The College of Arts and Humanities has since 2001 offered a minor in religious studies, centered around religion and culture from a global perspective, said Hayim Lapin, Robert H. Smith professor of Jewish studies and director of the Joseph and Rebecca Meyerhoff Center for Jewish studies.
The new major has a geographical and temporal focus—it offers students the opportunity to explore the cultural beliefs, practices and institutions that flourished in the Near East between about 1200 BCE/BC and 850 CE/AD.
While some graduates of the major may find employment opportunities in fields involving research, writing and critical thinking, he said, others may be interested in an academic career in a variety of subfields in antiquity, for which the major is good preparation.
Students get the option to pursue a language track within the major; the university offers Arabic, Hebrew and ancient Greek.
Creating this major was an opportunity for faculty from history, classics and Jewish studies to come together to take an interdisciplinary approach, Lapin said.
“This major addresses the reputation that Jewish studies has, as being an area of study for Jewish [people] only,” he said. “So, it’s a way of coming together and thinking about areas where more people might be interested and showing the breadth of what we do.”
The number of students taking introductory religious studies courses indicated interest in a major.

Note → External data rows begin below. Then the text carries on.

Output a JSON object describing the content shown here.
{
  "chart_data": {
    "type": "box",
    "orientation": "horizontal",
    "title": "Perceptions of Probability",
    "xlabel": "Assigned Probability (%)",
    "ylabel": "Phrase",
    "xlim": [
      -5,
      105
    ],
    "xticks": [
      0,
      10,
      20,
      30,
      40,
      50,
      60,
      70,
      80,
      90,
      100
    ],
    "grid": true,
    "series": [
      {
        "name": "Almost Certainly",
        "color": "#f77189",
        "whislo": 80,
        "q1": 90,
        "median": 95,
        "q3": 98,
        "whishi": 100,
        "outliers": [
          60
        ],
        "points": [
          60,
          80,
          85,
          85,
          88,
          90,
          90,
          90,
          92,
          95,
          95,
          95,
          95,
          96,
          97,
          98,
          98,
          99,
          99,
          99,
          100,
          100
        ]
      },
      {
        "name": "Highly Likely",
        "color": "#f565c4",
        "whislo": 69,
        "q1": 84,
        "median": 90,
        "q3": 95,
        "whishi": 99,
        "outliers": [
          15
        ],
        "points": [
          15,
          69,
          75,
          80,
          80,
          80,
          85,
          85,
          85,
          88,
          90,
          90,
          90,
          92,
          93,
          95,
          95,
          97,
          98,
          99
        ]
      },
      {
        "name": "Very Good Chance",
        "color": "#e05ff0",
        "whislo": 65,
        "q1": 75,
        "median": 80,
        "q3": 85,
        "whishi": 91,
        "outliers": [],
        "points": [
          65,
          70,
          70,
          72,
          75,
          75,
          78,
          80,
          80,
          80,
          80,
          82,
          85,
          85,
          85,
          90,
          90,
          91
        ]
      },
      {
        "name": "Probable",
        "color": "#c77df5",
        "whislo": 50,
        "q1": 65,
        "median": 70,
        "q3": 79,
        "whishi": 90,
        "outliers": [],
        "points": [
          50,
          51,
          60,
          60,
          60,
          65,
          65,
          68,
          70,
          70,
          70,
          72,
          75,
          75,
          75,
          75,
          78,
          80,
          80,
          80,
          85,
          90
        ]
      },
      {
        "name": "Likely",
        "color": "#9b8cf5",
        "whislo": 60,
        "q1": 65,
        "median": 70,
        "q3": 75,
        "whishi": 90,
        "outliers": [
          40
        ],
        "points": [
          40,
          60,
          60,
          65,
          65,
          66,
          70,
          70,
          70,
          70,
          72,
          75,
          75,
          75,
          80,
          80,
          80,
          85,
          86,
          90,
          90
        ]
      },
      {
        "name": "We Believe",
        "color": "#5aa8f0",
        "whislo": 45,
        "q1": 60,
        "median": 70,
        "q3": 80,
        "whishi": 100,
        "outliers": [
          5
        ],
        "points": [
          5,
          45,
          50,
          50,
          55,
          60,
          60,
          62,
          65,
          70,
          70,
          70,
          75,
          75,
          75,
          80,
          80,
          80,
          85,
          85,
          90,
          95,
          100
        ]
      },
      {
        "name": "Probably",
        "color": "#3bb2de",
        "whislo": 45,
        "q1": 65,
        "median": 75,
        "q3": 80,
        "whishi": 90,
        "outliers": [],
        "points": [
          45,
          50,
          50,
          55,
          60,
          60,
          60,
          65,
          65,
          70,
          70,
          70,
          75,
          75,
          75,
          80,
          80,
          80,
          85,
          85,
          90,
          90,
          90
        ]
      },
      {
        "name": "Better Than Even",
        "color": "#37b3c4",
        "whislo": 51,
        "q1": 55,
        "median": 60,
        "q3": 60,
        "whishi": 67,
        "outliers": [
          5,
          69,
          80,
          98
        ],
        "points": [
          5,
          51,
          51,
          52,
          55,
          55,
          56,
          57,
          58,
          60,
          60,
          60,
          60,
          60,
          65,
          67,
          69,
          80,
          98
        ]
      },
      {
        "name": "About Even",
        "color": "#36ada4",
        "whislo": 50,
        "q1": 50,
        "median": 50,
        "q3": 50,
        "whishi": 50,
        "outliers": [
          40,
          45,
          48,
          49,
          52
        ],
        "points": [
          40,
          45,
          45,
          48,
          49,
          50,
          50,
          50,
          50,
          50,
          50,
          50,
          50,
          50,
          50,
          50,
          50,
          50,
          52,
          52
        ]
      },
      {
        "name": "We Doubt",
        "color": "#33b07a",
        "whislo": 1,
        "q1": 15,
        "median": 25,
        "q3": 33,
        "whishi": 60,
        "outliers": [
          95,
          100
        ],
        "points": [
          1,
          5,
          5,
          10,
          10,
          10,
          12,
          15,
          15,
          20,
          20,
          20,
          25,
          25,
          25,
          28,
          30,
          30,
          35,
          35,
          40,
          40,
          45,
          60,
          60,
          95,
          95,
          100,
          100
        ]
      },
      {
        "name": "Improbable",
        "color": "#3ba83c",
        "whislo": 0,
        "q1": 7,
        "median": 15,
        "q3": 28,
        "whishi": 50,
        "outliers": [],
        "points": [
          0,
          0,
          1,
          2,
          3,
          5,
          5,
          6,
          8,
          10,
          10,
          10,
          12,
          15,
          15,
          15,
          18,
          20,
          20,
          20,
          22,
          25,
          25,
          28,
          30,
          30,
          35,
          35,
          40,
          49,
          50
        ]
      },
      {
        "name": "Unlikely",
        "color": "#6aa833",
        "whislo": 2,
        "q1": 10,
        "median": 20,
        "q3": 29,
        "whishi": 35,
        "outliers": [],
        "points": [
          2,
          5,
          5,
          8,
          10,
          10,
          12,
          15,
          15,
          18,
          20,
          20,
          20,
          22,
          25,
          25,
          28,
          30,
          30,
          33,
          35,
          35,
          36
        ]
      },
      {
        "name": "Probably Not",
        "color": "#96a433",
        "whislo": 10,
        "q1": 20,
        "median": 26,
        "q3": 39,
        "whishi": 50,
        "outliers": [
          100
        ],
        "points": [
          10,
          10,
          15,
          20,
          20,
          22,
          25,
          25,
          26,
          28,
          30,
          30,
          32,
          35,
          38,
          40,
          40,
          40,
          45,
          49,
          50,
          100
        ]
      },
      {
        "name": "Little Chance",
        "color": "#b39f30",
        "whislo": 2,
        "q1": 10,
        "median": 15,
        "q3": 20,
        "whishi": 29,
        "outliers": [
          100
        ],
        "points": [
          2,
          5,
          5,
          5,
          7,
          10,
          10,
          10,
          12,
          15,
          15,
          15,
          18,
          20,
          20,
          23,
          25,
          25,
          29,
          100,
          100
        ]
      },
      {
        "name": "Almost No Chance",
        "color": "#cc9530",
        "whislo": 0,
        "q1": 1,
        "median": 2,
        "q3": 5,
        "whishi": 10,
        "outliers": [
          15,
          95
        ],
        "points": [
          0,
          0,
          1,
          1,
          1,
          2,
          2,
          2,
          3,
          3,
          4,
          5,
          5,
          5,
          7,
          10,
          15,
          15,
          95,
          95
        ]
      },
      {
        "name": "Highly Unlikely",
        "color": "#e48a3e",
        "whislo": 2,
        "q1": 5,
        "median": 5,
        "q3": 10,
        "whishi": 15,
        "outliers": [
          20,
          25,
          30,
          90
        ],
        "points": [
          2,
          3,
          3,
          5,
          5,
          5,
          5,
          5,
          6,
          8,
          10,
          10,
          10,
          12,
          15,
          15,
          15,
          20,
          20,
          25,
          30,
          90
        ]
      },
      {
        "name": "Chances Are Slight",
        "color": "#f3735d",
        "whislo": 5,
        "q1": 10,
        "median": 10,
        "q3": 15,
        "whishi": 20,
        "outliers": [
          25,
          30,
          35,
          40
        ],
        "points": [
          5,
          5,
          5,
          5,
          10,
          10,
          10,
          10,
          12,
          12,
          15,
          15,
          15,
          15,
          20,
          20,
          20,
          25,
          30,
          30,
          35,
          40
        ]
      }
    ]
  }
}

This semester, about 120 are enrolled in them, and an estimated 360 students are taking other departments' courses that count toward the religious studies minor.
“We knew that students were taking courses in these areas, and anecdotally that there were regularly ‘repeat customers,’” he said. “This was an audience we could serve better by repackaging resources—faculty and courses—we already had.”
Six students have joined the major since the summer; three of them are graduating this month. Boban Dedović ’20, who is interested in studying the cultures, religions and languages of the Middle East, will be among those three. He was already taking classes in Jewish studies when the announcement of the new major piqued his interest.
“It was something that I always wanted to study,” he said. “The major picked me; I didn’t pick it.”